CK18 is also expressed by a variety of adenocarcinomas such as those of the lung, pancreas, prostate, colon and rectum (Kramer et al. 2004). During cytotoxic drug therapy, CK18 is released from tumour cells and plasma levels of both full-length CK18 and ccCK18 fragments are commonly utilised to evaluate clinical progression and tumour cell death (Kramer et al. 2004). This may present challenges when one or multiple cytotoxic drugs are used in therapy that also induce DILI, such as irinotecan or oxaliplatin (Robinson et al. 2012).

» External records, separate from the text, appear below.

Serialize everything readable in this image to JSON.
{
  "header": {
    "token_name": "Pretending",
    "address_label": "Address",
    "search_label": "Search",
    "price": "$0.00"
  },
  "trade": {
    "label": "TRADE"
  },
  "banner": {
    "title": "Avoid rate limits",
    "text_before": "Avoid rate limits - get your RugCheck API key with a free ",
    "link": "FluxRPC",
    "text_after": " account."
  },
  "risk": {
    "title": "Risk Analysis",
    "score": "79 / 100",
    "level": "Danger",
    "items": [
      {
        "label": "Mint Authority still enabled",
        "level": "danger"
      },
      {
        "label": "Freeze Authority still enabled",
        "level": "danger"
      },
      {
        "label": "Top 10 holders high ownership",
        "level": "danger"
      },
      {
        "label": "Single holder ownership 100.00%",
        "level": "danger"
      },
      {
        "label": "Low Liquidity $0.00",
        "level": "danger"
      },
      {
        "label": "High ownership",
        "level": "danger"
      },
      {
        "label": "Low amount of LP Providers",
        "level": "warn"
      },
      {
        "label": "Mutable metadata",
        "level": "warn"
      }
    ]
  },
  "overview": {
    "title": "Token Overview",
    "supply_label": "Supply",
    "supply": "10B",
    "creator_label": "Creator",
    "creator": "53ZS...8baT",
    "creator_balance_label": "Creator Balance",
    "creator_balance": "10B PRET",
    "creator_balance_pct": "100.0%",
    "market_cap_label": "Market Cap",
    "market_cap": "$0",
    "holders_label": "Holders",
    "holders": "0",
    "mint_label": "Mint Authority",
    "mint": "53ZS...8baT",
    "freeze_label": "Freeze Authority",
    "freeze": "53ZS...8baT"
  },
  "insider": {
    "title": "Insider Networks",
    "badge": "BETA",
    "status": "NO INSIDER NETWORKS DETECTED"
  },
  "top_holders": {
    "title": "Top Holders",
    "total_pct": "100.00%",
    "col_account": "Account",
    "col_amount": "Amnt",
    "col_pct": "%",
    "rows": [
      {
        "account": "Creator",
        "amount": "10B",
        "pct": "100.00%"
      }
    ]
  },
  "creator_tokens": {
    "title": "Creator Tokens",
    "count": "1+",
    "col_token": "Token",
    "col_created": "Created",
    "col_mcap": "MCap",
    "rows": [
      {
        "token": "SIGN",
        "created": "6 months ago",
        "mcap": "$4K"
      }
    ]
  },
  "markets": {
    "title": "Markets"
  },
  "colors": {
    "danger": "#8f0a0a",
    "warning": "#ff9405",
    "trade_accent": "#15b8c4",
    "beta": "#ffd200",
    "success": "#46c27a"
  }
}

As such, it is important for both preclinical and clinical models to determine the level of CK18 present in organs such as the kidney and small intestine and if full-length CK18 and/or ccCK18 fragments are released during drug-induced injury from these organs. This can be addressed in preclinical models of drug-induced kidney, pancreatic and gastrointestinal injury. It may be necessary to define a predetermined ratio or percentage of full-length CK18 and ccCK18 fragments that can be attributed to hepatocellular injury (Church and Watkins 2017). Nevertheless, CK18 may still address current gaps in knowledge and limitations, in particular, forming part of a biomarker panel that can inform on necrotic and apoptotic hepatocellular injury and tissue specificity.

Conclusions

DILI is a frequent and serious adverse reaction that can occur during preclinical and clinical drug therapy and for which new biomarkers are required. CK18 is a potential biomarker for DILI and has some desirable properties that may help in detection of early-stage DILI and in the identification of the mechanism of hepatocellular injury. CK18 has been applied as a biomarker for DILI in clinical research, demonstrating both full-length and cleaved versions of the protein are accurate and sensitive in diagnosing DILI. However, for CK18 to be applied as a biomarker for DILI preclinically, it needs to be characterised in an in vivo rat model of DILI, due to being the routine species used in preclinical drug safety assessment. The challenges of characterising CK18 in an in vivo rat model of DILI are well-documented, but, once the appropriate in vivo model of DILI has been identified, it will be possible to undertake validation work on recently released rat-specific M65 ELISAs, and determine the specificity of CK18 to hepatocellular injury. This review has provided evidence to support the characterisation of CK18 in an in vivo rat model of DILI, and to investigate the potential translation of CK18 as a routinely used biomarker for DILI in clinical settings.